Discussing suicide with teens and children is difficult, but it is something they need to learn about
Suicide and self-harm is not an easy subject to discuss. But being able to talk openly about it is beneficial. Discussing it with teens and children may be even more difficult, but it is something they need to learn about.
More important, they need to know that they can rely on their parents for sympathy, advice and counsel should they ever experience depression, sadness, or suicidal impulses.
Suicide is the third leading cause of death among young people in America. The situation isn’t better in India, i.e, Bharat. According to the National Crime Records Bureau, one student commits suicide every hour. It’s hard imagining suicide impacting your family or circle of friends, but it’s quite likely to happen. Don’t rule it out. That’s why a frank and open discussion about suicide prevention may save the life of a loved one.
Starting a conversation
Before discussing suicide and prevention with a teen, it is important that you have an understanding of the subject yourself. Discussing the warning signs is a major prevention step. These signs include:
Changes in mood. Children experiencing hopelessness, worry, anxiety, anger, worthlessness
Changes in behaviour. Withdrawal from normal activities, changes in sleeping, eating habits, abrupt change of friends circle
Threatening or attempting self-harm. Talking about or wishing for death, researching ways to die, giving away precious possessions, purchasing dangerous weapons
Situational triggers. Death of a loved one, stress, humiliation, a break up, or getting into hot soup trigger suicidal thoughts
To properly counsel a suicidal teenager, you must first understand the weight of the matter and the risk. Understand that suicide can happen in any family and can be just as likely as other teenage problems such as underage drinking. In fact, the risk is more real when you consider other stressful issues teens may be facing (sexuality, bullying, gender identity, drug abuse, etc).
Make a plan
It is often helpful to plan out the discussion before initiating it with your teen. Knowing what you want to say can make the transition to an open discussion much easier. However, you don’t have to stick to a rigid outline; your teen will help to guide the conversation.
Choose a time to talk
Getting teenagers to converse can be an arduous task. That is why timing may affect their willingness to open up. Here are some potential opportunities to start the discussion:
during a car ride;
when you hear or see something about suicide on TV;
when a suicide occurs in your community.
Honesty & direction
It is okay to admit that suicide can be difficult to discuss. Talking about your feelings on the subject will help your child open up as well. If your teen still has a hard time speaking about it, feel free to ask them direct questions, such as:
“Have any of your friends dealt with suicide?”
“Do you know anyone who has ever made a suicide attempt?”
“Do you ever have any feelings of anxiety?”

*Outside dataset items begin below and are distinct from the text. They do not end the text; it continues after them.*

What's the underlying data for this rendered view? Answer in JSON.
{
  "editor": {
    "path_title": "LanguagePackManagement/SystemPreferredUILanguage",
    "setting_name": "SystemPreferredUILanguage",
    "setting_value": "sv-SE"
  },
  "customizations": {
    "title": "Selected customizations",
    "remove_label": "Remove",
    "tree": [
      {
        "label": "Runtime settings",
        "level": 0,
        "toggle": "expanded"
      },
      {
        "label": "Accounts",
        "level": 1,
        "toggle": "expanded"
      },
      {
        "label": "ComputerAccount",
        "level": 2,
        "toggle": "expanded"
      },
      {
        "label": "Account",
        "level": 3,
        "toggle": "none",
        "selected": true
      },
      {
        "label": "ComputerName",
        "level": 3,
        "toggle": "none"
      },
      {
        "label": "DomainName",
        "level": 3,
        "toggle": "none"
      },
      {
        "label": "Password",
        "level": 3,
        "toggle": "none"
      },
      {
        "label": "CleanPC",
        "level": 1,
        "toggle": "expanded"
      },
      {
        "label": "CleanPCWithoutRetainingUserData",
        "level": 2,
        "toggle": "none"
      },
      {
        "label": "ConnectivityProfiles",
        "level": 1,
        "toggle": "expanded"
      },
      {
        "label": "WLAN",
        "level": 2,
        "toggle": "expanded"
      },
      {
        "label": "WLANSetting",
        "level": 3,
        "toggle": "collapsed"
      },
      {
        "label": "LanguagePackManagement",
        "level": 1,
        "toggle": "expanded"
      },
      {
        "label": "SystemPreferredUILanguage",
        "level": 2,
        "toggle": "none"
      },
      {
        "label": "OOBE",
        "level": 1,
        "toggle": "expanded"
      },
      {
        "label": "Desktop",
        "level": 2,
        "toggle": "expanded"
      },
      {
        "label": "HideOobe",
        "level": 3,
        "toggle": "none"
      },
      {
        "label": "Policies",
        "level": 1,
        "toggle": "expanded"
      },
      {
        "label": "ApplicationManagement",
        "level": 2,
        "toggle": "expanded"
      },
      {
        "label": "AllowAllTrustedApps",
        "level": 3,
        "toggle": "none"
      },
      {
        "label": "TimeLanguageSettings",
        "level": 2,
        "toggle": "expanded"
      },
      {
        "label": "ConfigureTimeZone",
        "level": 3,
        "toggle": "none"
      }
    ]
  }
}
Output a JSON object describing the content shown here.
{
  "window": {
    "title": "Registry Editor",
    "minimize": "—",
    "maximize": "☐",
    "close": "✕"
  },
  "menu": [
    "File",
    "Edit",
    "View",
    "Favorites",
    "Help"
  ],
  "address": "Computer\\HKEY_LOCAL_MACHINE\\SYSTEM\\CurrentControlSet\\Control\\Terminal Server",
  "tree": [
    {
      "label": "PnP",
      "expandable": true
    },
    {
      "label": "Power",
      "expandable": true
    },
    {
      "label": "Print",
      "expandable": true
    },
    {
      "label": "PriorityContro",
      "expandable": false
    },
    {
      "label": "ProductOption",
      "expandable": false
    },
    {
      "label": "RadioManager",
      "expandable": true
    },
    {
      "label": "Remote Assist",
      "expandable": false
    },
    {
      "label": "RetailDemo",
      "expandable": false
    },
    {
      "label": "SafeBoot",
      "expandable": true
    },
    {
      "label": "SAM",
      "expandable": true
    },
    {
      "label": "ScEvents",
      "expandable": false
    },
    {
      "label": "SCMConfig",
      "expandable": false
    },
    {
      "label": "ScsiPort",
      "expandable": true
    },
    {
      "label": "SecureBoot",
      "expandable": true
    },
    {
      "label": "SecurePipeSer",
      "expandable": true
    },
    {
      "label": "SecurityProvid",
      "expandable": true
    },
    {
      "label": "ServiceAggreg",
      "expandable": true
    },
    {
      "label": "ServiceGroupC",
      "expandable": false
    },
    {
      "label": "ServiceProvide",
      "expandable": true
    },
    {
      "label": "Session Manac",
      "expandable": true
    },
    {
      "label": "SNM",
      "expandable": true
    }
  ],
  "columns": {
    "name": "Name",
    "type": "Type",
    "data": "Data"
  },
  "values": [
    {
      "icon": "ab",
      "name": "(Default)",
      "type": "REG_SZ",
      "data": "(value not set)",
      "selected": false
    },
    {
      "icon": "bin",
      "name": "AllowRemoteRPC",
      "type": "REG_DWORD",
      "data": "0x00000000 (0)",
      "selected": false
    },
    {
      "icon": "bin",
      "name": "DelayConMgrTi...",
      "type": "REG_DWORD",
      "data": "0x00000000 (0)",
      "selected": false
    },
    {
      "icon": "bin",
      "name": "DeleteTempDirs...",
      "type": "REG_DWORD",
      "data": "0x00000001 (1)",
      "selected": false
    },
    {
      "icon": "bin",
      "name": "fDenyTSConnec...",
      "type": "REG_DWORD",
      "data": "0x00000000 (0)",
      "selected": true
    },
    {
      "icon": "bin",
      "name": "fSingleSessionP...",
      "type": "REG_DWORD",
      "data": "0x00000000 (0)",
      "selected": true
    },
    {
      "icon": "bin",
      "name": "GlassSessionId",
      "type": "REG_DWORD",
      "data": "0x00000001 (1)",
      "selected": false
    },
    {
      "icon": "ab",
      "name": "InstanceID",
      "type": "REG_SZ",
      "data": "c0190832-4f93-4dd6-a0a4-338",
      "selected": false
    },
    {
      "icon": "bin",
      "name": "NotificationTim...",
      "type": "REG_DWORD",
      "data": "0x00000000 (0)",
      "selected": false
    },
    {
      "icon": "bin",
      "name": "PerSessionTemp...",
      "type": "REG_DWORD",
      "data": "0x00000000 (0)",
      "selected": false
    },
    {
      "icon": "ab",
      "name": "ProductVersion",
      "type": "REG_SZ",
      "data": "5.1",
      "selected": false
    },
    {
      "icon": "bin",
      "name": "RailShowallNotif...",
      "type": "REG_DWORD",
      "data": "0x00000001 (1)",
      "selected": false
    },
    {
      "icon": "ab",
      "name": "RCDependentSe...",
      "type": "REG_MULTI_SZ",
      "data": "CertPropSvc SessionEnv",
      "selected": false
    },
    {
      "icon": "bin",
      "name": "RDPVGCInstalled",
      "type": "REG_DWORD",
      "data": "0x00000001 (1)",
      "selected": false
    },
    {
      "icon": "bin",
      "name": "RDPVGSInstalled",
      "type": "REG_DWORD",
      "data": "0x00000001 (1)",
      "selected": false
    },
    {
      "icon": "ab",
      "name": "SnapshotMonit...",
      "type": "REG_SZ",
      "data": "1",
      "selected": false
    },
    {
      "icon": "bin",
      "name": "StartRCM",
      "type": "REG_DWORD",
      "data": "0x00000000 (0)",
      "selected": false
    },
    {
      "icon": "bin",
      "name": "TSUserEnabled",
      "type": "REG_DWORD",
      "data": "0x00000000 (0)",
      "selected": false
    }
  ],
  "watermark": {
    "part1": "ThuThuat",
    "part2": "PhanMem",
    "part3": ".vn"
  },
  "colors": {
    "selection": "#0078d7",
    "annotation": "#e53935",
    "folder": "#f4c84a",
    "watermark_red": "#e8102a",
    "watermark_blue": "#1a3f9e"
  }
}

Let your child know that you are always there for love and support. Let her know that she can come to you for support anytime, regardless of what she is going through. Inform your teen that there are a number of other resources they can turn to as well, including:
school officials, teachers, or guidance counselors,
Be sure to listen to your teen and respond appropriately. If you over-react, she may not come back to you in time of need. If you under-react, your teen may think you don’t care. Respond meaningfully, thoughtfully, and helpfully.
Take further action if necessary
If your teen expresses or shows any signs of self-harm, be sure to consult a certified counselor or mental health professional. Moreover, you should check in with your teen over time to ensure that she remains on the path to a happy, healthy life.